Pour le chapitre consacré à l’arabe maghrébin, il est impossible de couvrir la richesse de ses dialectes. Ce sont donc quelques exemples courants qui sont donnés, en vrac. Une fois sur place, l’étudiant saura identifier ce qui d’usage local. La présentation place les synonymes d’Est (droite) en Ouest (gauche).

  • L’ordre des planches ne suit pas un plan rigoureux ; chaque utilisateur pourra parcourir l’ensemble à la recherche du point qui l’intéresse ; parfois, en regardant la négation, on tombe sur le relatif ; ce dernier peut être l’occasion de revoir les pronoms personnels qui, eux, disposent d’une planche à part, certes, mais se manifestent un peu partout.

  • Quand un étudiant se trouve intéressé par un dialecte précis, il devrait s’organiser, à l’aide d’un répertoire, pour bien caractériser le dialecte visé. Il pourrait relever les traits suivants : pronoms personnels, démonstratifs, conjugaison, négation, pronoms relatifs, pronoms interrogatifs, prépositions, etc. Il devrait également bien observer l’utilisation de l’article défini, les constructions préposition-pronom, les nuances marquant la conjugaison (marque du futur, préfixes et préverbes…). Et quand le tour de la grammaire est fait, il faudrait constituer un répertoire lexical spécifique, sachant que certains termes arabes changent de sens d’une région à une autre. Cela est particulièrement sensible dans le champ lexical de l’alimentation. Aucun dictionnaire de l’arabe littéral ne sera utile dans ce cas. L’expérience personnelle doit être la voie à suivre. Et cette page pourrait en faire partie.

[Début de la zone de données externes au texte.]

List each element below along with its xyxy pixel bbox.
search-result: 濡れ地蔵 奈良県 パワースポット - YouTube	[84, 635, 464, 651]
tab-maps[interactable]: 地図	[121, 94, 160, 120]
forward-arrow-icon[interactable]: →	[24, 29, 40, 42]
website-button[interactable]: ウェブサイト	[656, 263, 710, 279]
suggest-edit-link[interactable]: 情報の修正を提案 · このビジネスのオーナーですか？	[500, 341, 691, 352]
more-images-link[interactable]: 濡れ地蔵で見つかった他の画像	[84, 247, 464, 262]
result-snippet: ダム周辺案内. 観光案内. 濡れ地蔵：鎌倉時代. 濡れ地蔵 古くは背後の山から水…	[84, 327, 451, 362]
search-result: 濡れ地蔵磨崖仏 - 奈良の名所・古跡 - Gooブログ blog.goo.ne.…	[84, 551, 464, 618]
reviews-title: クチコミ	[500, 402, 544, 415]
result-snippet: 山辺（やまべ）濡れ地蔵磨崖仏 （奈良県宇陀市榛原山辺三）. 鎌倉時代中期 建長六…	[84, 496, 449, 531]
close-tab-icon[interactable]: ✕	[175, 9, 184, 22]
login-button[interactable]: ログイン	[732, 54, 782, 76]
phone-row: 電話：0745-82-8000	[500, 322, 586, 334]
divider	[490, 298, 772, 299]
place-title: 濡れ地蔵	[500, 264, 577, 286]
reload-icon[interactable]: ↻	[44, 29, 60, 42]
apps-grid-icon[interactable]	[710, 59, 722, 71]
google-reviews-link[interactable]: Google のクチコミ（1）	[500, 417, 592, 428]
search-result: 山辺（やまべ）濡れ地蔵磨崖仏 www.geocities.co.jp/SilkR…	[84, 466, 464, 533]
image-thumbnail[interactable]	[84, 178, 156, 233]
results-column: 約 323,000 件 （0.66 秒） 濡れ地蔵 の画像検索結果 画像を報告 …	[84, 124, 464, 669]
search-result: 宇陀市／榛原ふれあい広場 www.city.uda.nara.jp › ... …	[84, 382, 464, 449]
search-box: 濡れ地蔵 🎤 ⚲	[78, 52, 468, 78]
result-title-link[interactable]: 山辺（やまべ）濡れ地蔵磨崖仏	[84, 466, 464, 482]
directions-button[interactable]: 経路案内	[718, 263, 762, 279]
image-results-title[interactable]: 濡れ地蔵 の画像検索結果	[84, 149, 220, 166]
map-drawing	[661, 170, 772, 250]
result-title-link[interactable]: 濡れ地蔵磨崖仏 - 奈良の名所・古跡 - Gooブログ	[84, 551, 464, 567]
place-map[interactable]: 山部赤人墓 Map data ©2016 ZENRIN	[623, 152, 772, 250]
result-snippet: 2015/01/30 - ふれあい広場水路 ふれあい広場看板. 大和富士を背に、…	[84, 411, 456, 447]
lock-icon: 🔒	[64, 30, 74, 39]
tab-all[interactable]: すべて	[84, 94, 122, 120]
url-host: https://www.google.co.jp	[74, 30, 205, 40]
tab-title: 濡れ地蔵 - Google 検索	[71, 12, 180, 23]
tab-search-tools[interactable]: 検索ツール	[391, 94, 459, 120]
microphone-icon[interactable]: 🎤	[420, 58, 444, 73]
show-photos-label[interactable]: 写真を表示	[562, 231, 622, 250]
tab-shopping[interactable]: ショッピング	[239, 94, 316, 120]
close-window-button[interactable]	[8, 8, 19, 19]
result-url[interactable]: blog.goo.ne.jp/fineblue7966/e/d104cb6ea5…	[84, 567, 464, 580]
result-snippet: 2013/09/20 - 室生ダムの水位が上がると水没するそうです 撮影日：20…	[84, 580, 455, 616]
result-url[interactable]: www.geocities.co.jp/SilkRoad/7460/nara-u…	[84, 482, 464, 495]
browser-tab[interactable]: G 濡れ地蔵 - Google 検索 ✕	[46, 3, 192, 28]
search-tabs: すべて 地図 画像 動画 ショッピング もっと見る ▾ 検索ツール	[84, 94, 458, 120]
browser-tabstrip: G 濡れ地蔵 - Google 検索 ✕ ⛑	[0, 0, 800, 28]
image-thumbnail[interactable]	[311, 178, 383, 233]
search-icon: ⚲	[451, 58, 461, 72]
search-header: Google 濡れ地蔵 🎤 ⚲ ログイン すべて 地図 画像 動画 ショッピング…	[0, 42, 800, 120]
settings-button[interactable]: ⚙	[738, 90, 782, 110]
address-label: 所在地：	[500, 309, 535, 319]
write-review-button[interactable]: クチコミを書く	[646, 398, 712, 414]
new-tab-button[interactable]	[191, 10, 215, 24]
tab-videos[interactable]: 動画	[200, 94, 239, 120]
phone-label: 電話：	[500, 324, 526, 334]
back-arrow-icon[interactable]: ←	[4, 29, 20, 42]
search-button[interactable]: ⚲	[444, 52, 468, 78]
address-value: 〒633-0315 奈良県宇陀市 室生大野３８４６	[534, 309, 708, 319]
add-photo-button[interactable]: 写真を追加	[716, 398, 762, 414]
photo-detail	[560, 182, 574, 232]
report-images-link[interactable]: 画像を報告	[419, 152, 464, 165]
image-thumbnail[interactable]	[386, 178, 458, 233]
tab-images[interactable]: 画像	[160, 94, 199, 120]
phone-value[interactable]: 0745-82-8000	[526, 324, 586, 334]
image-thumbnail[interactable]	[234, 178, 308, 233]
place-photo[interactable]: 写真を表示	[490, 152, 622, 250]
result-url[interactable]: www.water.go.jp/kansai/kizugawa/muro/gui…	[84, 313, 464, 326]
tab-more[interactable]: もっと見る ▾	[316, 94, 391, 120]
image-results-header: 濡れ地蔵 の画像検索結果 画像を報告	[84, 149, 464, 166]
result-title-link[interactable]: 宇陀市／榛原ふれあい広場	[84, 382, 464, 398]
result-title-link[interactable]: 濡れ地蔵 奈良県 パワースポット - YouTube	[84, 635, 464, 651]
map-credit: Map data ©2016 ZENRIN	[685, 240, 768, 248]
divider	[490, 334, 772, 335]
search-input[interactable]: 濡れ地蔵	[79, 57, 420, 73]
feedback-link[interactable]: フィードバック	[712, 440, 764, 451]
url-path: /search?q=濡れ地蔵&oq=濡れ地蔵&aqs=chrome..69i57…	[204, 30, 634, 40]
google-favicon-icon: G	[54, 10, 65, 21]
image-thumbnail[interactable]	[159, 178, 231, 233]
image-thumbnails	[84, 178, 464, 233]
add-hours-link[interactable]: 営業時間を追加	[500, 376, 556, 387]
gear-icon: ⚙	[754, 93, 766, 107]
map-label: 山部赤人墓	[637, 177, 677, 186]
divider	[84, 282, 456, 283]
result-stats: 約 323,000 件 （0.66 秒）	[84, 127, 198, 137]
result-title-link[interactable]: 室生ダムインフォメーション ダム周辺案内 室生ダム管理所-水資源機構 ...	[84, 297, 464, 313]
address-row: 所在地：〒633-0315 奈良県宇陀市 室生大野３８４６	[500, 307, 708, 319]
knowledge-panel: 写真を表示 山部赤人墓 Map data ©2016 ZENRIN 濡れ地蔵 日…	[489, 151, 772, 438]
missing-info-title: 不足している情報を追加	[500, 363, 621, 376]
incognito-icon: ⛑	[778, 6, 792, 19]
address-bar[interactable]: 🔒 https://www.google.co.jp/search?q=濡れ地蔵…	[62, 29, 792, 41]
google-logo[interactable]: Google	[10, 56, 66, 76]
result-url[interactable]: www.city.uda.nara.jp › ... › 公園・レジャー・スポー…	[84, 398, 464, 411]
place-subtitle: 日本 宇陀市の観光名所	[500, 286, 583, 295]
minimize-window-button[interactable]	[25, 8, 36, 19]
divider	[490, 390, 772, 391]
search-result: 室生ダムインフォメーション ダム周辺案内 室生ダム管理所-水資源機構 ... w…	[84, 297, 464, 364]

  • Les documents sonores accessibles dans la première partie de cette page ne sont pas forcément «standards», pour peu que ce mot puisse avoir un sens ici. C’est tout simplement ce qu’un locuteur originaire d’une région donnée nous a proposé comme équivalent local des énoncés choisis. Cela n’enlève absolument rien à l’authenticité de la prononciation. Mais il sera toujours possible de rencontrer un autre locuteur de la même région, voire de la même ville, ou du même quartier, qui proposerait une autre prononciation ou formulation. Un dialecte donné, surtout dans les grandes villes, peut évoluer avec le temps, peut changer d’une communauté à une autre, peut être une synthèse à la suite d’un contact massif avec un autre dialecte ou une autre langue, comme dans les quartiers accueillant les migrants issus d’une population rurale. Par exemple, le dialecte de Bagdad que l’on peut entendre ici correspond à celui parlé par les jeunes du centre de la capitale irakienne dans les années 60 ou 70. Il est différent de celui d’al-Kâdhimiyya (ouest) ou de Sadr-City (nord), par exemple. Le même propos pourrait s’appliquer à d’autres grandes villes arabes. Ainsi, une observation sur le terrain s’impose.

Découvrir les dialectes, une fois les bases de l’arabe littéral acquises, est une démarche prometteuse pour un échange oral, spontané avec les Arabes, et éventuellement l’occasion de connaître une production littéraire séduisante à travers les chansons, notamment.